Wir setzen unsere Tunnelwanderung fort. Wände und Boden sind trocken, die Luft völlig rein und kühl, doch nun wird das Gehen etwas schwieriger, da wir aus dem fertigen Teil des 4,25 Meter hohen und 3,6 Meter breiten Tunnels über ein Leiterchen in den Richtstollen hinaufklettern müssen, wo die elektrische Beleuchtung aufhört. Mit Zündhölzern in der Hand geht es weiter dem Grubenlicht entgegen, mit dem am Kopfende der Führer die ruhende Bohrmaschine und die von ihr gebohrten Löcher beleuchtet. Zwölf Löcher von je einem Meter Tiefe werden gebohrt und, während man die beiden Maschinen [730] in den unteren Teil des Tunnels zurückzieht, mit Dynamit gefüllt. Bis dann die Explosion erfolgt, der Rauch hinausgejagt, der Schutt weggeräumt ist, vergehen etliche Stunden, so daß der tägliche Fortschritt 4, höchstens 5 Meter wird betragen können. Etwas über 500 Meter war man damals vorgedrungen. Als Andenken an diesen Aufenthalt im Berginnern liegt ein graues, von weißen Adern durchzogenes Stück Kalk vor mir, das, seit die erkaltende Erdrinde sich zu Gebirgen wölbte, jetzt zum erstenmal aus seiner vieltausendjährigen Ruhe aufgeschreckt worden war.

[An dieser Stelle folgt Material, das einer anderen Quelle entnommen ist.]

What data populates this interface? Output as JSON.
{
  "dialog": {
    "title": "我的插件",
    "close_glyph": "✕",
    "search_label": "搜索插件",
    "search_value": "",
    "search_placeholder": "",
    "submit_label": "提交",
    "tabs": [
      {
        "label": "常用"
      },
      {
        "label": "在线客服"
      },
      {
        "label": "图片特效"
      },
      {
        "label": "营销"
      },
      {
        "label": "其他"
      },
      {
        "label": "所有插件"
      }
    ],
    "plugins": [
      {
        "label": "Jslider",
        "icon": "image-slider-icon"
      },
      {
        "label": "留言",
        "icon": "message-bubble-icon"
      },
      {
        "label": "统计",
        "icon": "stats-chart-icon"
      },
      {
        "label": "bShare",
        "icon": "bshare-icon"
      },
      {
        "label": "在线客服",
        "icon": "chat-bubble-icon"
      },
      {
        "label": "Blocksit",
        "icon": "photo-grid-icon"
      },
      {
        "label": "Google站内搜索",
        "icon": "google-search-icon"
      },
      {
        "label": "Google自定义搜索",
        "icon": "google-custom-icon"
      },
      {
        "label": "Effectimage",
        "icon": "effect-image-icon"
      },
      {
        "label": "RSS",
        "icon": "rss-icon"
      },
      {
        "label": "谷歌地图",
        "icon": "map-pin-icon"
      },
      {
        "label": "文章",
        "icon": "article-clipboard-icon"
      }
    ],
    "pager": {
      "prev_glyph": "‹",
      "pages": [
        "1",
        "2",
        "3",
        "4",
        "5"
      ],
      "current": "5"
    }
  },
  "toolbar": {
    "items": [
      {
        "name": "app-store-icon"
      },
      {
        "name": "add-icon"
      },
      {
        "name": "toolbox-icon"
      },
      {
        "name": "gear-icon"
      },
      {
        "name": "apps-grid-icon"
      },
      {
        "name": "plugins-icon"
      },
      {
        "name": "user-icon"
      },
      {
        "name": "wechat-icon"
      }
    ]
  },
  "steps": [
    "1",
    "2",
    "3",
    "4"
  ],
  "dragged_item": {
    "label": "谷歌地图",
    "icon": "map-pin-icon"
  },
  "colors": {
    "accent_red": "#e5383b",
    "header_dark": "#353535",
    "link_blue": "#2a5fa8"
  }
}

Als wir ans blendende Tageslicht zurückkehrten, hatte sich nicht weit vom Tunneleingang eine andächtige Gemeinde versammelt. Auf der unteren Hälfte einer sanft ansteigenden Rasenhalde, die sich an die Felsen des Eiger-Rotstocks anlehnt, standen und lagerten die von nah und fern herzugeströmten Männer entblößten Hauptes. Auf der oberen Hälfte war durch coulissenartig vorgebaute Steinhaufen, zwischen denen langbärtige Gnomen ihr Wesen trieben, ein Raum für Rede und Schauspiel abgegrenzt. Feierlich schwebten die Klänge des von einem Orchester gespielten „Nun danket alle Gott!“ durch die Lüfte, und dann hielt der bekannte „Gletscherpfarrer“ von Grindelwald, Gottfried Strasser, eine Bergpredigt, die in meisterhafter Weise der Bedeutung des Tages gerecht wurde und darin gipfelte, daß das Streben zur Jungfrauhöhe nicht Gott versuchen, sondern Gott suchen bedeute.

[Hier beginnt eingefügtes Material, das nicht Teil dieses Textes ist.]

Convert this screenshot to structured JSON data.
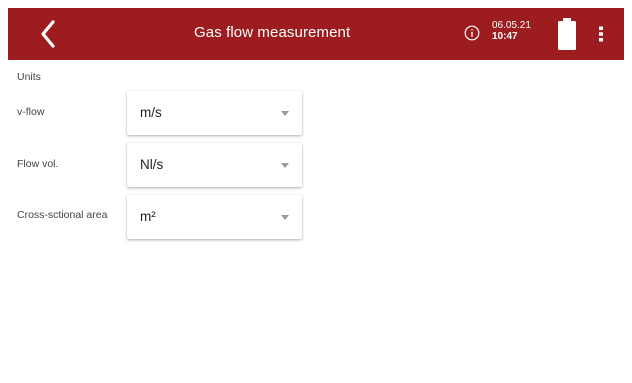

Dem nun einsetzenden Männerchor „Das ist der Tag des Herrn“ folgte ein heiteres Spiel des Züricher Dichters Leonhard Steiner. Eiger, Mönch und Jungfrau, dargestellt von zwei Söhnen Guyers und einer Tochter seines ersten Mitarbeiters, Wrubel, traten auf und einigten sich nach harter Gegenrede des Eigers dahin, daß auch sie die Jungfraubahn begrüßen. Die Jungfrau aber wendet sich zu den Gästen:
„So heiß’ ich heute denn euch schon willkommen
Nah’ des krystall’nen Doms erhab’nen Zinnen,
Wo ringsum vor den schönheitstrunk’nen Blicken
Schimmernde Silberhöh’n, smaragd’ne Tiefen
Vermählen ihrer Reize Pracht und Glanz
Zum Festkleid der erhabenen Natur.“
Wieder ein Lied – „Trittst im Morgenrot daher!“ – und dieser Teil der Feier war zu Ende. Schon schallten von einer tiefer gelegenen Terrasse die Gesänge der italienischen Arbeiter herauf, die bei dem ihnen gespendeten Weine ihren „padrone“ leben ließen. Durch den wieder dichter heranwallenden Nebel fuhr und stieg die Menschenmenge zu dem Scheidegghotel hinab, wo ihrer ein lecker bereitetes Mahl harrte. Daß sich dort eine überaus fröhliche Feststimmung entwickelte, wobei deutsche, französische und englische Reden gehalten wurden, bedarf nicht der Versicherung. Nur eines der dort gesprochenen Worte sei hier wiederholt, das Wort Guyers: „Auf Wiedersehen bei der Vollendung der Jungfraubahn im Jahre 1904!“ Die Zahl derer, welche die Ausführung des Riesenwerks für einen Traum halten, ist am 19. September 1898 bedeutend zusammengeschrumpft. Wer den Mann und sein Werk gesehen hat, wird von seinem Glauben, der „Berge versetzt und Berge durchbohrt“, angesteckt. „Nüd nahlah g’winnt!“ („Nicht nachlassen gewinnt!“) sagt ein alter Berner Wahrspruch. Alex. Francke.